Couldn't get lucky


If you want to gamble on sports, you can do it a lot of different ways these days. Here in Oregon, the super-legal way is through the state "lottery" commission, with an online operation called Scoreboard. But they don't let you bet on college games, and their website and app are pretty clunky, and so not too many hard-core gamblers play there much. The state is supposed to hand the operation over to a different outfit, called DraftKings, but that does not appear to have happened yet. And even when it does, I believe the action is still going to be limited.

The alternatives to the "lottery" setup all appear to be illegal, at least for the operators, but for the players, it's kind of a gray area, and there's no real enforcement these days. So at least a handful of leading offshore outifts are glad to be your online bookie. Just download their app to your phone from the app store and plunk down some money. They'll probably want bitcoin, to try to keep themselves out of prison.
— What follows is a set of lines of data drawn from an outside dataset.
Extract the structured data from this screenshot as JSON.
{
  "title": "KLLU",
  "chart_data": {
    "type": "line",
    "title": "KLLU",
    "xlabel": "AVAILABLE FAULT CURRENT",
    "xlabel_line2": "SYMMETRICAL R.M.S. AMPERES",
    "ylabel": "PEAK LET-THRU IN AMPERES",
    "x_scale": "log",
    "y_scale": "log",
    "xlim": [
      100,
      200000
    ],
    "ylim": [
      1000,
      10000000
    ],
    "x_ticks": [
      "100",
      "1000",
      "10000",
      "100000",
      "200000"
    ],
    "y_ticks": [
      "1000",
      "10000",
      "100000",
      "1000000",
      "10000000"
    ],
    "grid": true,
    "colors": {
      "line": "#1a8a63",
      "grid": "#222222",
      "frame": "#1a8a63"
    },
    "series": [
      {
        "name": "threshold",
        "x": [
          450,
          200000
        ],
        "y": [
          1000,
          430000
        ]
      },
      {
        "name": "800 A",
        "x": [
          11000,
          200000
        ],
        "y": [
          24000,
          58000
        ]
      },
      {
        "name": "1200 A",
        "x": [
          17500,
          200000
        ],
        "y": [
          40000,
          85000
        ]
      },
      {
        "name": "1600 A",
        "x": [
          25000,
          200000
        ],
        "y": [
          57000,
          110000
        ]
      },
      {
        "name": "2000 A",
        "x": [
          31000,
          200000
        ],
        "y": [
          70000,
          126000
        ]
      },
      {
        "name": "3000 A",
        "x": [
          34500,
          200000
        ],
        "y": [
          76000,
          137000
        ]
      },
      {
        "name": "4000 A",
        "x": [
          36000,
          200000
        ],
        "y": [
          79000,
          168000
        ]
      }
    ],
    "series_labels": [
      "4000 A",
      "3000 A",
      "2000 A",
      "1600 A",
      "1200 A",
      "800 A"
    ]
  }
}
Late last week, one of the heavily used foreign shops, Bovada, went down for more than two days – it seemed more like three. The operator, which I believe is based in Costa Rica, said it was from a software update gone bad, but that didn't seem to justify the length of the blackout. And given that its milieu is the internet, you can imagine all the other theories that were running wild as the outage persisted.

I had to laugh reading some of the tweets from the outraged gamblers, who were claiming major damages from their inability to place bets. "I woulda had the Colts!" and so on. Some of them also howled that they had tens of thousands of dollars in their Bovada accounts, and were worried that the money had been lost.

If they're as good at gambling on sports as I am, they should have sent Bovada a thank-you note.

Anyway, the Bo peeps got their act back together yesterday, and they gave everybody some bonus play money for their inconvenience. Even the smallest of small fry got $30 of bonus bets, subject to a lot of fine print. The bigger fish got $150. But I'm sure anybody with real dough on account with them has had their confidence shaken.

The thing about the offshore sites is that if someting goes wrong, there doesn't seem to be much recourse for the U.S. gambler. No government in this country is going to go to bat for the players who booked with a site that's illegal under U.S. law. So what are you going to do, try to get help from the authorities in Costa Rica? You'll need more than gambler's luck there.

Oregon ought to let Scoreboard (or DraftKings) do college games. The main reason they don't, I think, is to try to attract the national college basketball tournaments to Portland. The suits running college sports are shocked, shocked I say, when they discover there's gambling going on, and if the state condones it, there will be no March madness for you.

But given the bad shape Portland is in, and given what the virus is about to do to those tournaments for the second straight year, the tourism is probably a lost cause for quite a while. The legislature probably ought to wise up. Let Oregonians do what they're already doing without worrying about a 404 message they're getting from Costa Rica. Let the state get a cut. Let DraftKings spruce up the app. College sports will drop the phony integrity spiel and come around eventually.

Comments

  1. People have been betting on whatever can be bet on since the beginning of time, I guess. But the way gambling has recently permeated all sports coverage is really putting me off. At least before, if you didn't care about wagering you could just enjoy a game for what it was without endless hyping of the permutations and combinations of bets, and endless promotion of gambling games and sites. KOIN's channel 6-3 is 24 hours of 'analysis' for degenerate gamblers. Owners of pro sports teams are annexing betting shops onto their stadiums. I think the lesson we got as kids that gambling was a ok as a once in a while indulgence, but should be kept away from polite society, was about right. I always enjoyed a bit of friendly betting at games, like whether the ball would end up on or off the mound when the ump rolled it out. But serious sports betting sucks the fun out of it for me. It's getting so big, I'm worried that it will start influencing rulemaking, to preserve the integrity of the spread, or some such. That may be unlikely, but I think there will be increasing influences, both subtle and overt, on the way sports are played and enjoyed. And it will be suckier.

    As a side note, I exempt just-for-fun charity games like the one you run from my little rant.